Ciertamente, apenas morirá alguno por un justo; con todo, pudiera ser que
alguno osara morir por el bueno. Mas Dios muestra su amor para con nosotros, en
que siendo aún pecadores, Cristo murió por nosotros.” (vv. 6-8). En nuestra
debilidad, en nuestra impiedad y en nuestra inclinación a pecar, Dios estimó
con gran amor cada una de las vidas que había creado sin importar lo negros que
estuvieran sus corazones. Dios no va por ahí buscando a buena gente, o a
personas religiosas, o a personas de trayectoria brillante. Dios se acerca a la
humanidad para dar lo más precioso y preciado que tiene, su único Hijo, a pesar
de que no merecíamos tal merced de su parte. ¿Acaso Dios manda a su Hijo a morir
en la cruz del Calvario porque puede sacar provecho de nosotros? ¿Dios tiene
necesidad de salvarnos porque pudiésemos procurarle cierto placer o
satisfacción? En absoluto. A Dios le complace amarnos a pesar de lo que somos,
de lo que hacemos, de lo que decimos y de lo que pensamos, por el puro deseo de
su voluntad. Y la mayor manifestación de ese amor irreductible es Cristo dando
su vida en la cruz para infundir la vida en nuestros seres yertos y moribundos.
Además,
Cristo es el Salvador ideal porque nos justifica en su sangre. Todos nuestros
pecados son amontonados sobre él, todas nuestras culpas son colocadas sobre sus
hombros, y asume la condena y la sentencia que debíamos acatar por causa de
nuestros desvaríos e iniquidades. Cristo toma nuestro lugar, y cada uno de
nosotros somos imputados con su justicia e inocencia. Por eso, cuando hemos
decidido que Cristo sea nuestro Señor y Salvador, tenemos la certeza de que en
el día del Juicio Final seremos absueltos de todos nuestros delitos y pecados
en virtud del sacrificio de Cristo: “Pues
mucho más, estando ya justificados en su sangre, por él seremos salvos de la
ira.” (v. 9). La condenación eterna, la segunda muerte, el infierno y la
perdición, no es algo que deban temer aquellos que confían su vida a Cristo
como Salvador de sus vidas.
Por
último, Pablo nos ofrece una nueva prueba más de lo adecuado de que Cristo sea
nuestro Salvador. Cristo nos reconcilia con Dios. Enemistados como estábamos
con Dios, rebeldes sin causa como éramos en la vida y adversarios de la ley
divina como éramos, Cristo logra lo que parece imposible: volver a retomar la
relación rota que teníamos con Dios. Apartados de sus caminos, vagabundos por
el mundo predicando la inexistencia de Dios, perversos apóstoles de la
incredulidad y el escepticismo, y falsos profetas que distorsionaban la verdad
de la Palabra de Dios, en un momento dado de sus existencias han tenido un
encuentro de reconciliación con Dios que les ha cambiado radicalmente la vida.

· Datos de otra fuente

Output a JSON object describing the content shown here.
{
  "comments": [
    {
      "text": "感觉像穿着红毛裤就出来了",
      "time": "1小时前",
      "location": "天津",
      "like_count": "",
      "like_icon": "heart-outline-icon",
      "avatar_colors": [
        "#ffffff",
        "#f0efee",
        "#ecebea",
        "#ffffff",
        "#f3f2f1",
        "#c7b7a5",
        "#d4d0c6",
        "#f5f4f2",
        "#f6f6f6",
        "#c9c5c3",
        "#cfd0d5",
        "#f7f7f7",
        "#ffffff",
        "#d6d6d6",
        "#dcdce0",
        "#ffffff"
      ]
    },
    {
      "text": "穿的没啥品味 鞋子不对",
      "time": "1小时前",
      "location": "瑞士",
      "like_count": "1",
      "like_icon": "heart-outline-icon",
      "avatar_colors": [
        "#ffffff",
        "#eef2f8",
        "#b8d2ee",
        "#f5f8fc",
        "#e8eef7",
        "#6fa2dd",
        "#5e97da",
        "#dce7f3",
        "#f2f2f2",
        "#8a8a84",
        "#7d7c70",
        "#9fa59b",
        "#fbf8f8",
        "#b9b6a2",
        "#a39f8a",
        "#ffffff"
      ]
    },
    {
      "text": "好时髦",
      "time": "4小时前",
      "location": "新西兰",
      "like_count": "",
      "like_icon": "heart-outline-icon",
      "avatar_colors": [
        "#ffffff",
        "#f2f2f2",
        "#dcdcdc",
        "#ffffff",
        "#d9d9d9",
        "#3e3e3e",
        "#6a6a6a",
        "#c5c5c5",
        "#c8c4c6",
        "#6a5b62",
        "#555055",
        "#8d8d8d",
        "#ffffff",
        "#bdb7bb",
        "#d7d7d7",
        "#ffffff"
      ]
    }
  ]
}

En Cristo, por fin, han podido contemplar lo que pueden ser si se dejan
transformar por la obra santificadora del Espíritu Santo. No existe nadie con
una enemistad tan grande contra Dios que Cristo no pueda convertir en una
renovada relación de amor y salvación, y si no, que se lo pregunten al
mismísimo Pablo. Una resplandeciente amistad brota entre el ser humano que
valora la muerte de Cristo como ese puente que Dios tiende para restaurar lo
que se había quebrado en el Edén: “Porque
si siendo enemigos, fuimos reconciliados con Dios por la muerte de su Hijo,
mucho más, estando reconciliados, seremos salvos por su vida. Y no solo esto,
sino que también nos gloriamos en Dios por el Señor nuestro Jesucristo, por
quien hemos recibido ahora la reconciliación.” (vv. 10, 11).
CONCLUSIÓN
“A grandes males, grandes remedios”,
dice siempre mi madre. ¿Y qué mejor remedio para nuestra debilidad, impiedad,
pecaminosidad y enemistad con Dios que Cristo, aquel que murió por ti y por mí
en la cruz? ¿Qué mejor Salvador que aquel que entregó su propia vida en tu
lugar para que no fueses al infierno de cabeza para toda la eternidad? ¿Qué
mejor redentor que Cristo para volver a Dios después de dar tumbos por la vida?